Man muss sich die Symbolik dieses vermeintlich harmlosen Sketches deutlich machen. In einer Zeit, in der noch Kalter Krieg herrschte und Sowjetunion und USA sich einen erbitterten Wettlauf um die Vorherrschaft im All lieferten, schickt Loriot zwei deutsche Möpse auf den Mond. Solide Ingenieurskunst wird dem Kräftemessen militärisch hochgerüsteter Weltmächte gegenübergestellt. Eine Frechheit!
Verkörpert die sorgenvolle Miene des Mopses den Gesichtsausdruck unserer Zeit?

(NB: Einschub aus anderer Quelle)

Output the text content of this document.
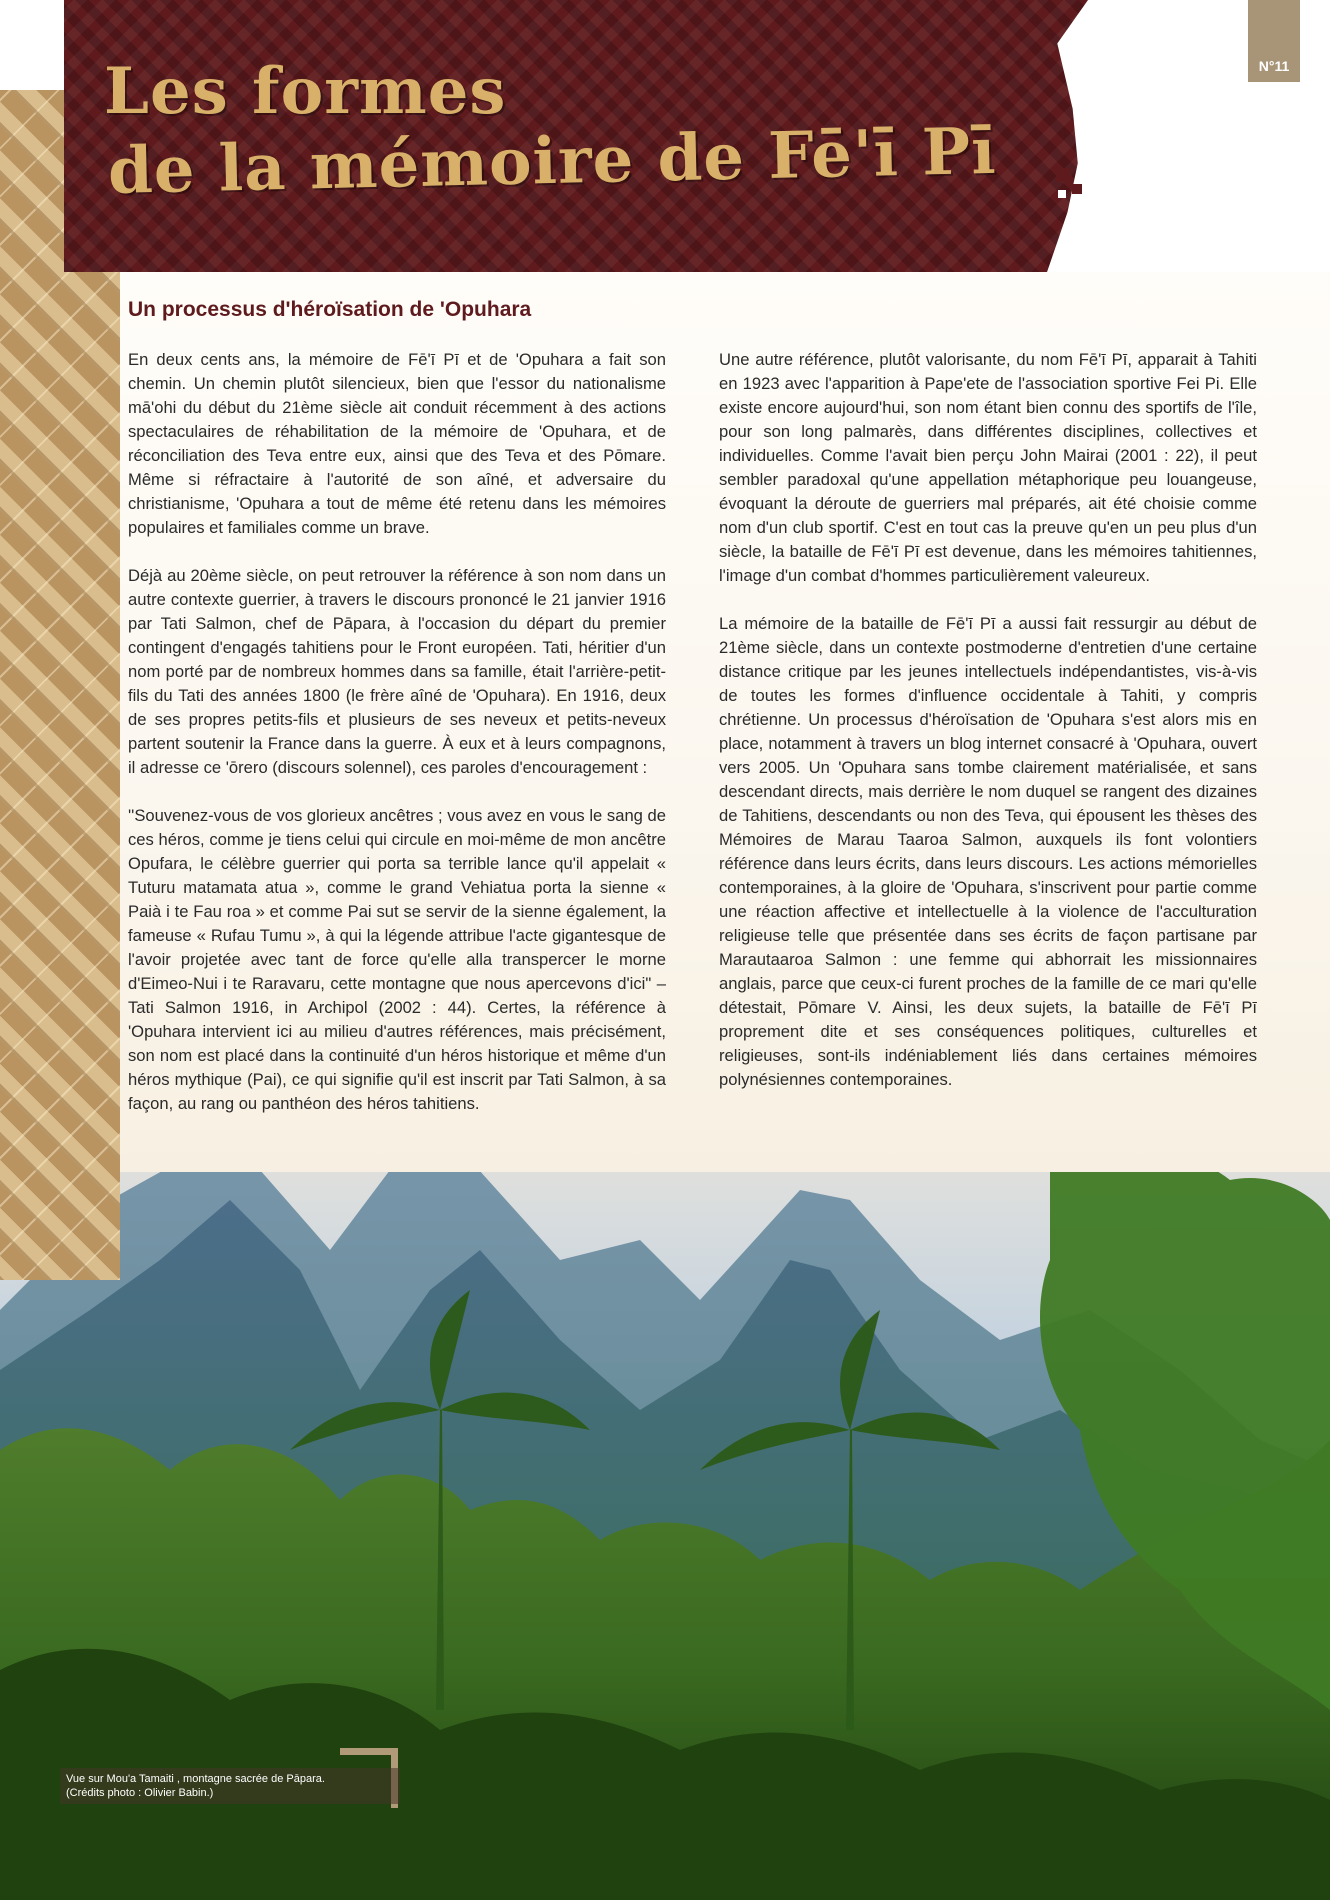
Les formes
de la mémoire de Fē'ī Pī
N°11
Un processus d'héroïsation de 'Opuhara

En deux cents ans, la mémoire de Fē'ī Pī et de 'Opuhara a fait son chemin. Un chemin plutôt silencieux, bien que l'essor du nationalisme mā'ohi du début du 21ème siècle ait conduit récemment à des actions spectaculaires de réhabilitation de la mémoire de 'Opuhara, et de réconciliation des Teva entre eux, ainsi que des Teva et des Pōmare. Même si réfractaire à l'autorité de son aîné, et adversaire du christianisme, 'Opuhara a tout de même été retenu dans les mémoires populaires et familiales comme un brave.

Déjà au 20ème siècle, on peut retrouver la référence à son nom dans un autre contexte guerrier, à travers le discours prononcé le 21 janvier 1916 par Tati Salmon, chef de Pāpara, à l'occasion du départ du premier contingent d'engagés tahitiens pour le Front européen. Tati, héritier d'un nom porté par de nombreux hommes dans sa famille, était l'arrière-petit-fils du Tati des années 1800 (le frère aîné de 'Opuhara). En 1916, deux de ses propres petits-fils et plusieurs de ses neveux et petits-neveux partent soutenir la France dans la guerre. À eux et à leurs compagnons, il adresse ce 'ōrero (discours solennel), ces paroles d'encouragement :

''Souvenez-vous de vos glorieux ancêtres ; vous avez en vous le sang de ces héros, comme je tiens celui qui circule en moi-même de mon ancêtre Opufara, le célèbre guerrier qui porta sa terrible lance qu'il appelait « Tuturu matamata atua », comme le grand Vehiatua porta la sienne « Paià i te Fau roa » et comme Pai sut se servir de la sienne également, la fameuse « Rufau Tumu », à qui la légende attribue l'acte gigantesque de l'avoir projetée avec tant de force qu'elle alla transpercer le morne d'Eimeo-Nui i te Raravaru, cette montagne que nous apercevons d'ici" – Tati Salmon 1916, in Archipol (2002 : 44). Certes, la référence à 'Opuhara intervient ici au milieu d'autres références, mais précisément, son nom est placé dans la continuité d'un héros historique et même d'un héros mythique (Pai), ce qui signifie qu'il est inscrit par Tati Salmon, à sa façon, au rang ou panthéon des héros tahitiens.

Une autre référence, plutôt valorisante, du nom Fē'ī Pī, apparait à Tahiti en 1923 avec l'apparition à Pape'ete de l'association sportive Fei Pi. Elle existe encore aujourd'hui, son nom étant bien connu des sportifs de l'île, pour son long palmarès, dans différentes disciplines, collectives et individuelles. Comme l'avait bien perçu John Mairai (2001 : 22), il peut sembler paradoxal qu'une appellation métaphorique peu louangeuse, évoquant la déroute de guerriers mal préparés, ait été choisie comme nom d'un club sportif. C'est en tout cas la preuve qu'en un peu plus d'un siècle, la bataille de Fē'ī Pī est devenue, dans les mémoires tahitiennes, l'image d'un combat d'hommes particulièrement valeureux.

La mémoire de la bataille de Fē'ī Pī a aussi fait ressurgir au début de 21ème siècle, dans un contexte postmoderne d'entretien d'une certaine distance critique par les jeunes intellectuels indépendantistes, vis-à-vis de toutes les formes d'influence occidentale à Tahiti, y compris chrétienne. Un processus d'héroïsation de 'Opuhara s'est alors mis en place, notamment à travers un blog internet consacré à 'Opuhara, ouvert vers 2005. Un 'Opuhara sans tombe clairement matérialisée, et sans descendant directs, mais derrière le nom duquel se rangent des dizaines de Tahitiens, descendants ou non des Teva, qui épousent les thèses des Mémoires de Marau Taaroa Salmon, auxquels ils font volontiers référence dans leurs écrits, dans leurs discours. Les actions mémorielles contemporaines, à la gloire de 'Opuhara, s'inscrivent pour partie comme une réaction affective et intellectuelle à la violence de l'acculturation religieuse telle que présentée dans ses écrits de façon partisane par Marautaaroa Salmon : une femme qui abhorrait les missionnaires anglais, parce que ceux-ci furent proches de la famille de ce mari qu'elle détestait, Pōmare V. Ainsi, les deux sujets, la bataille de Fē'ī Pī proprement dite et ses conséquences politiques, culturelles et religieuses, sont-ils indéniablement liés dans certaines mémoires polynésiennes contemporaines.

Vue sur Mou'a Tamaiti , montagne sacrée de Pāpara.
(Crédits photo : Olivier Babin.)
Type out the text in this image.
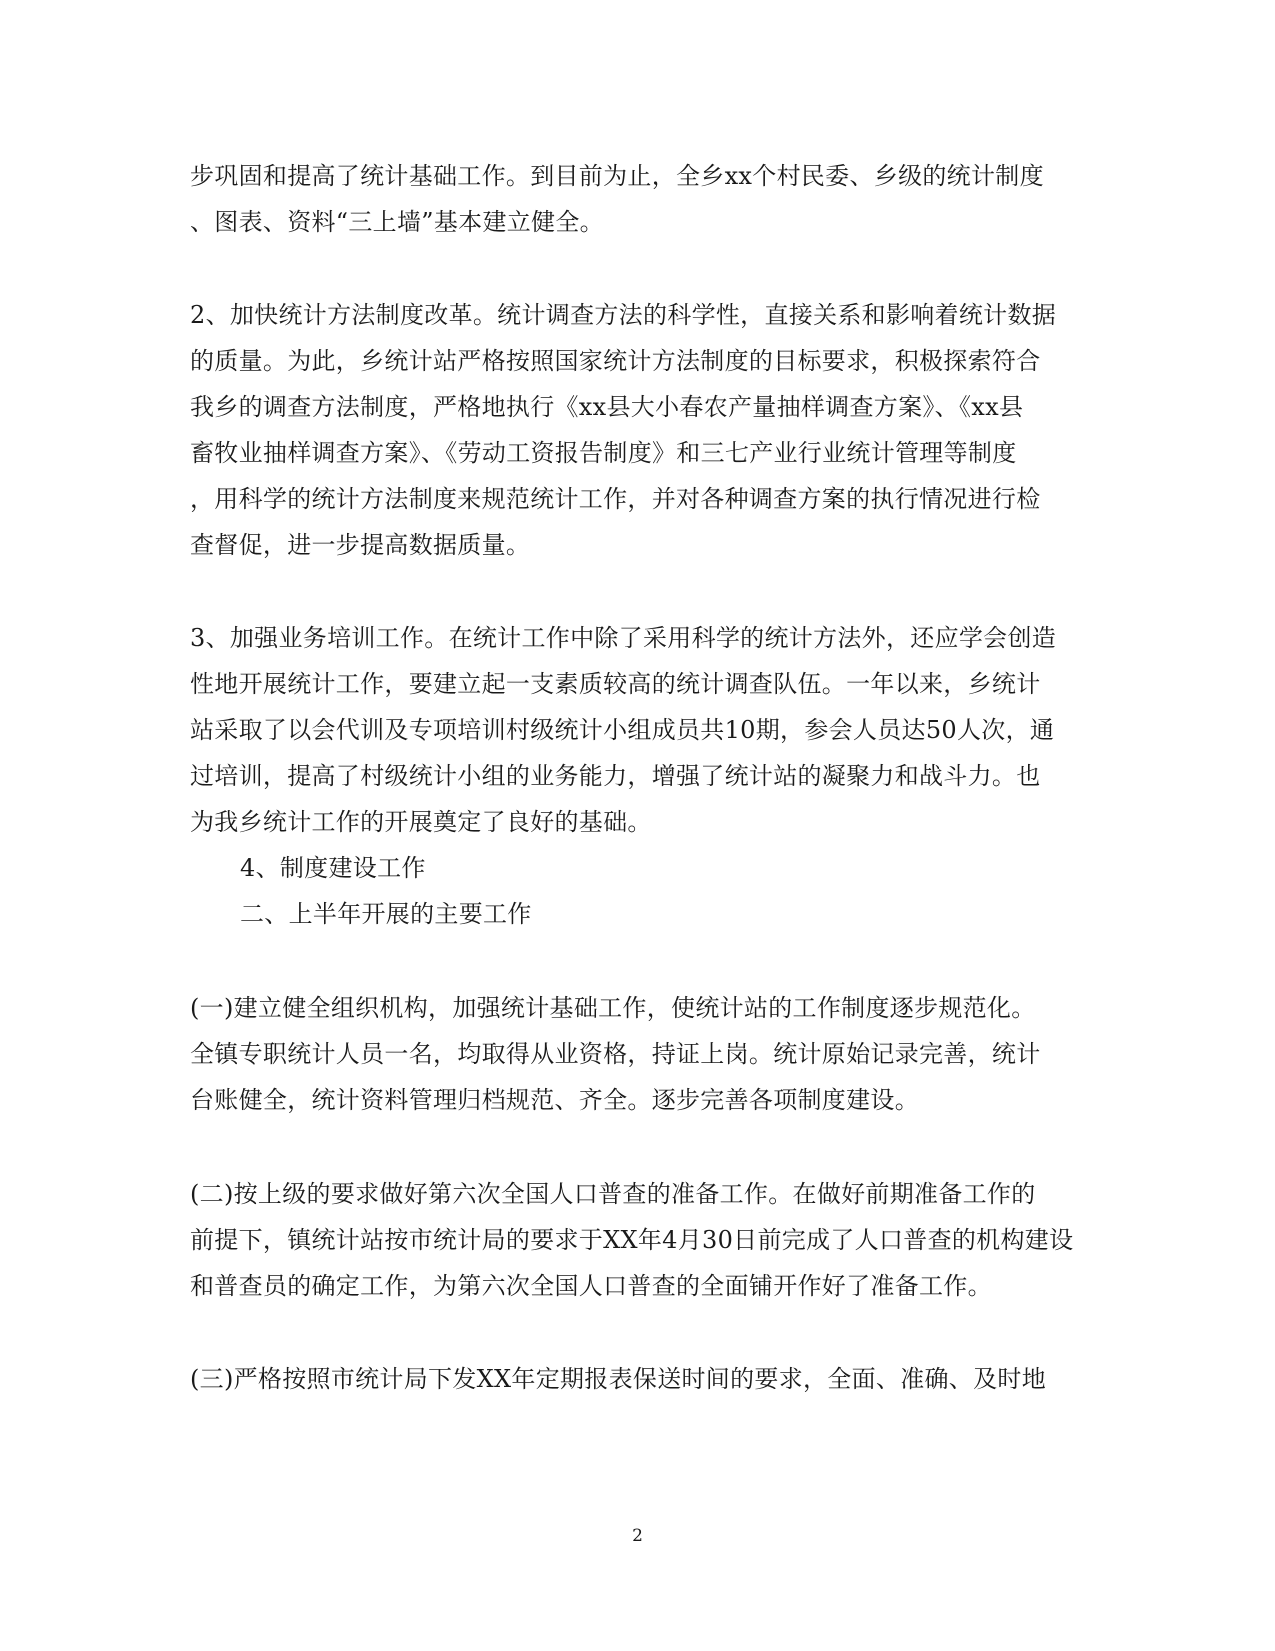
步巩固和提高了统计基础工作。到目前为止，全乡xx个村民委、乡级的统计制度
、图表、资料“三上墙”基本建立健全。
2、加快统计方法制度改革。统计调查方法的科学性，直接关系和影响着统计数据
的质量。为此，乡统计站严格按照国家统计方法制度的目标要求，积极探索符合
我乡的调查方法制度，严格地执行《xx县大小春农产量抽样调查方案》、《xx县
畜牧业抽样调查方案》、《劳动工资报告制度》和三七产业行业统计管理等制度
，用科学的统计方法制度来规范统计工作，并对各种调查方案的执行情况进行检
查督促，进一步提高数据质量。
3、加强业务培训工作。在统计工作中除了采用科学的统计方法外，还应学会创造
性地开展统计工作，要建立起一支素质较高的统计调查队伍。一年以来，乡统计
站采取了以会代训及专项培训村级统计小组成员共10期，参会人员达50人次，通
过培训，提高了村级统计小组的业务能力，增强了统计站的凝聚力和战斗力。也
为我乡统计工作的开展奠定了良好的基础。
4、制度建设工作
二、上半年开展的主要工作
(一)建立健全组织机构，加强统计基础工作，使统计站的工作制度逐步规范化。
全镇专职统计人员一名，均取得从业资格，持证上岗。统计原始记录完善，统计
台账健全，统计资料管理归档规范、齐全。逐步完善各项制度建设。
(二)按上级的要求做好第六次全国人口普查的准备工作。在做好前期准备工作的
前提下，镇统计站按市统计局的要求于XX年4月30日前完成了人口普查的机构建设
和普查员的确定工作，为第六次全国人口普查的全面铺开作好了准备工作。
(三)严格按照市统计局下发XX年定期报表保送时间的要求，全面、准确、及时地
2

Heute steht der Mops für alles, was die Postmoderne einst zum Bollwerk gegen Ideologien aufgewertet hat: verspielte Exaltiertheit, sexuelle Uneindeutigkeit, Pazifismus, Künstlichkeit. Doch das ist nur ein Teil der Erklärung für den neuerlichen Fußgängerzonen-Erfolg des Mopses. Slaven Waelti glaubt, dass die Beliebtheit der Rasse etwa ihrem Gesichtsausdruck zu tun hat: mit der sorgenvollen Miene. Was blickt uns nämlich an, wenn der Mops uns anblickt?
"Man muss sich auch fragen, was ist diese Sorge und das ist eine ziemlich existentielle Dimension bei uns im Menschen. Das ist einfach das erste, was uns angeht. Die Sorge. Wir müssen ständig etwas anrichten, wir müssen ständig ein Haus, ein Dach konstruieren, wir müssen essen, wir müssen arbeiten. Alles ist getragen von einer grundsätzlichen Sorge um die Existenz. Der Mops spiegelt das auf irgendeine Art und Weise. Nur, der spiegelt das auf eine Art und Weise, die irgendwie komplett verniedlicht ist, die irgendwie lustig und spaßig und witzvoll ist. Letzten Endes mögen wir vielleicht den Mops so sehr, weil er einerseits eine Figur für diese Sorge ist, die in uns ist, aber gleichzeitig eine externalisierte Sorge und eine verniedlichte Sorge. Also eine Sorge, die man verkleiden kann, mit der man spielen kann, über die man sich lustig machen kann. Ergo: Wir sind am Ende also dadurch auch entlastet. Der Mops entlastet uns von tiefen existenziellen Sorgen."
...und er weckt unsere Liebe für diesen willigen Lastenträger! Die amerikanische Kulturtheoretikerin Susan Sontag schrieb Anfang der sechziger Jahre einen legendär gewordenen Aufsatz über die Geschmackskaprizen der New Yorker Kunstszene – vor allem über deren merkwürdige Vorliebe für Produkte der Trivialkultur wie Comics oder kitschige Tiffany Lampen. Sontag kam in ihrem Essay zu der Ansicht, dass ein Objekt nicht nur schön aus formalen Gründen sei, sondern auch durch die Liebe, die in seine Herstellung geflossen sei. Doch mit der Liebe für das schön Verfehlte ist es freilich eine zweischneidige Sache.
Daher schließt Susan Sontag ihren Aufsatz mit einem Paradox, das die nun seit Jahrhunderten bestehende Ambivalenz des Mopses vielleicht am besten auf den Punkt bringt: Bestimmte Objekte, sagt Sontag, seien mitunter gut, gerade, weil sie schrecklich seien. Das schönste Objekt, kann oft das hässlichste sein. Insofern haben beide recht: die Verächter des Mopses und seine Fans. Man muss sich einfach entscheiden. Mopsfragen sind in erster Linie Haltungsfragen. Oder wie es der sprechende Mops in der Außerirdischen-Komödie "Men in Black" einmal formulierte:
"If you don’t like it, you can kiss my furry little butt!"